Santa Monica, Calif.
Michael Hirschorn replies:
Joel MaHarry makes some good points in his letter, particularly about sound quality. MP3 quality certainly isn’t up to snuff by traditional standards, but one of the implicit trade-offs of the digital era is swapping quality for choice and customization. People seem willing to watch low-quality video on the Web, for example, if they can watch what they want when they want it. Also, for most forms of hip-hop or rock, the difference in quality between a digital track and an album or CD is nugatory. For classical or jazz, I’ve been using the Olive music server, which allows you to digitize your CDs using high-quality “lossless” formats like FLAC.
I do not dispute MaHarry’s argument about the intuitive beauty of the iPod/iTunes system. It is, indeed, a swan among ugly ducklings. But it is also an enemy of choice and discovery, and it places undue burdens on users who want to freely use music they’ve purchased through iTunes. Forcing users to burn music they download from iTunes onto a CD before they can share it with others or load it onto another music platform is hardly a graceful solution. Indeed, critics have argued that Apple put such hurdles in place in order to build a monopoly position in digital music.

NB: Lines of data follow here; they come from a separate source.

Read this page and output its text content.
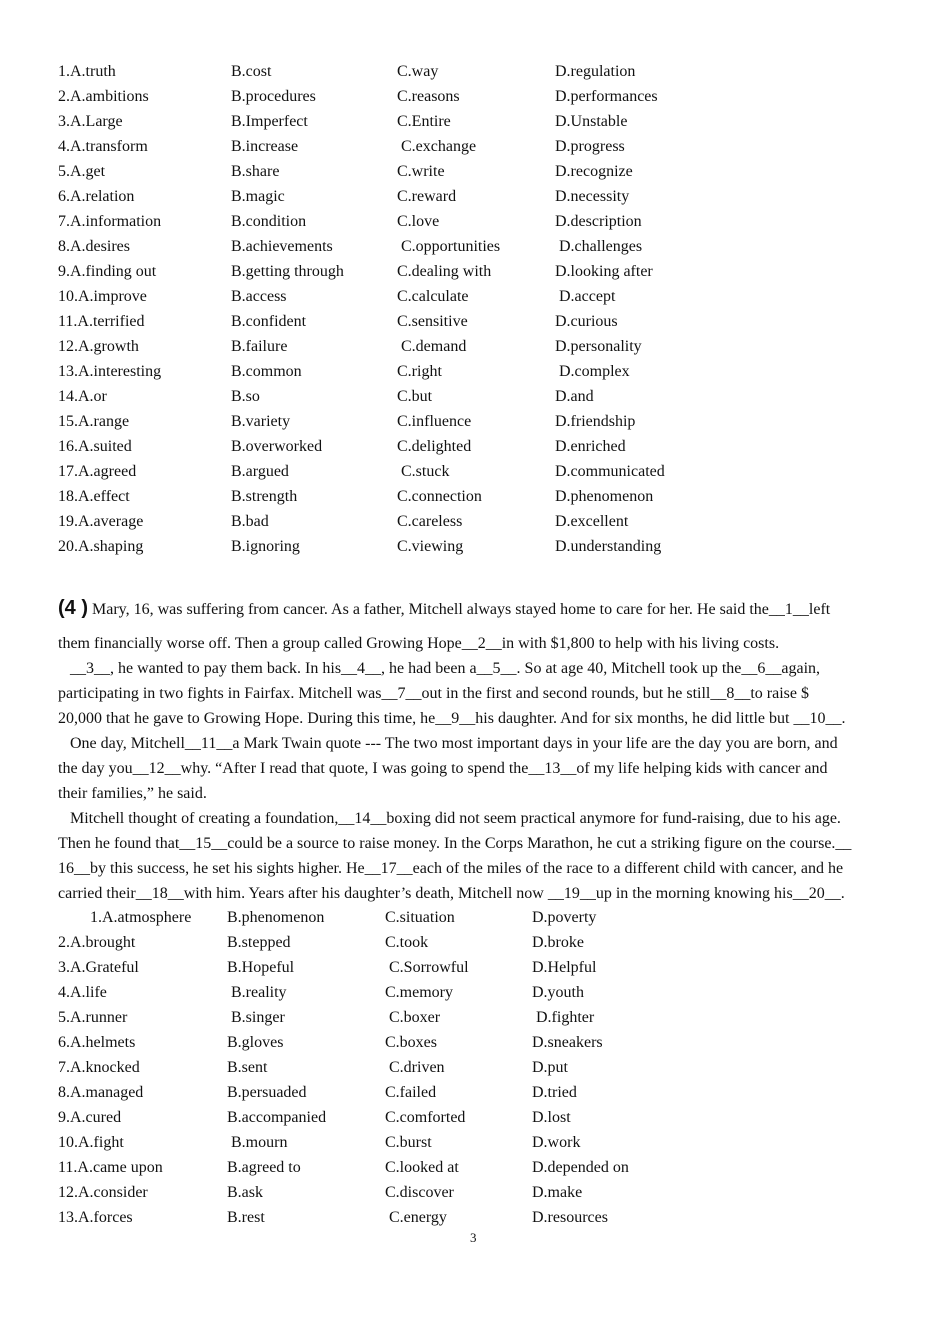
1.A.truth	B.cost	C.way	D.regulation
2.A.ambitions	B.procedures	C.reasons	D.performances
3.A.Large	B.Imperfect	C.Entire	D.Unstable
4.A.transform	B.increase	C.exchange	D.progress
5.A.get	B.share	C.write	D.recognize
6.A.relation	B.magic	C.reward	D.necessity
7.A.information	B.condition	C.love	D.description
8.A.desires	B.achievements	C.opportunities	D.challenges
9.A.finding out	B.getting through	C.dealing with	D.looking after
10.A.improve	B.access	C.calculate	D.accept
11.A.terrified	B.confident	C.sensitive	D.curious
12.A.growth	B.failure	C.demand	D.personality
13.A.interesting	B.common	C.right	D.complex
14.A.or	B.so	C.but	D.and
15.A.range	B.variety	C.influence	D.friendship
16.A.suited	B.overworked	C.delighted	D.enriched
17.A.agreed	B.argued	C.stuck	D.communicated
18.A.effect	B.strength	C.connection	D.phenomenon
19.A.average	B.bad	C.careless	D.excellent
20.A.shaping	B.ignoring	C.viewing	D.understanding
(4 ) Mary, 16, was suffering from cancer. As a father, Mitchell always stayed home to care for her. He said the__1__left
them financially worse off. Then a group called Growing Hope__2__in with $1,800 to help with his living costs.
__3__, he wanted to pay them back. In his__4__, he had been a__5__. So at age 40, Mitchell took up the__6__again,
participating in two fights in Fairfax. Mitchell was__7__out in the first and second rounds, but he still__8__to raise $
20,000 that he gave to Growing Hope. During this time, he__9__his daughter. And for six months, he did little but __10__.
One day, Mitchell__11__a Mark Twain quote --- The two most important days in your life are the day you are born, and
the day you__12__why. “After I read that quote, I was going to spend the__13__of my life helping kids with cancer and
their families,” he said.
Mitchell thought of creating a foundation,__14__boxing did not seem practical anymore for fund-raising, due to his age.
Then he found that__15__could be a source to raise money. In the Corps Marathon, he cut a striking figure on the course.__
16__by this success, he set his sights higher. He__17__each of the miles of the race to a different child with cancer, and he
carried their__18__with him. Years after his daughter’s death, Mitchell now __19__up in the morning knowing his__20__.
1.A.atmosphere B.phenomenon	C.situation	D.poverty
2.A.brought	B.stepped	C.took	D.broke
3.A.Grateful	B.Hopeful	C.Sorrowful	D.Helpful
4.A.life	B.reality	C.memory	D.youth
5.A.runner	B.singer	C.boxer	D.fighter
6.A.helmets	B.gloves	C.boxes	D.sneakers
7.A.knocked	B.sent	C.driven	D.put
8.A.managed	B.persuaded	C.failed	D.tried
9.A.cured	B.accompanied	C.comforted	D.lost
10.A.fight	B.mourn	C.burst	D.work
11.A.came upon	B.agreed to	C.looked at	D.depended on
12.A.consider	B.ask	C.discover	D.make
13.A.forces	B.rest	C.energy	D.resources
3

However, it’s worth noting that since my column went to press, the labels have dropped a number of hints that they will be releasing more music in the unrestricted MP3 format. And in February, Steve Jobs himself issued a remarkable open letter acknowledging the shortfalls of the closed system and saying that iTunes would sell songs in the unrestricted MP3 format if the labels would make them available.
Virginia Postrel, in her paean “In Praise of Chain Stores” (December Atlantic), makes what she thinks is the bold claim that “stores don’t give places their character. Terrain and weather and culture do.” But she neglects to consider that environment—including stores—acts on people. People accustomed to pursuing their needs blindly in big anonymous stores end up looking like anonymous integers in a world market. The chain store leads to the chain person.
Still, Postrel is right about one point: Having Starbucks in every spot of the world makes it easier to move from place to place, as the coffee shop is always “home away from home.” A friend just moved to Paris from New York, knowing nothing about France. It was not too radical a move, she said. They have Starbucks! Was she going to learn the language soon, I asked? Oh no, why would that be necessary?
Virginia Postrel replies:
Only someone with absolutely no powers of observation would think Paris and New York—or, for that matter, Los Angeles and New York, or Dallas and New York—are the same merely because they both have Starbucks. These days, however, such insensitivity is apparently a mark of the bored sophisticate. In vain, we stubborn Anglo-Saxon empiricists expect evidence for wild claims like “People accustomed to pursuing their needs blindly in big anonymous stores end up looking like anonymous integers in a world market.”
Besides, not every difference is charming; ask anyone who has ever suffered through a painfully slow Parisian grocery-store line. The store is just as anonymous as a Wal-Mart Supercenter, but the cashier is far less efficient and friendly. A little more competition could do wonders for service quality.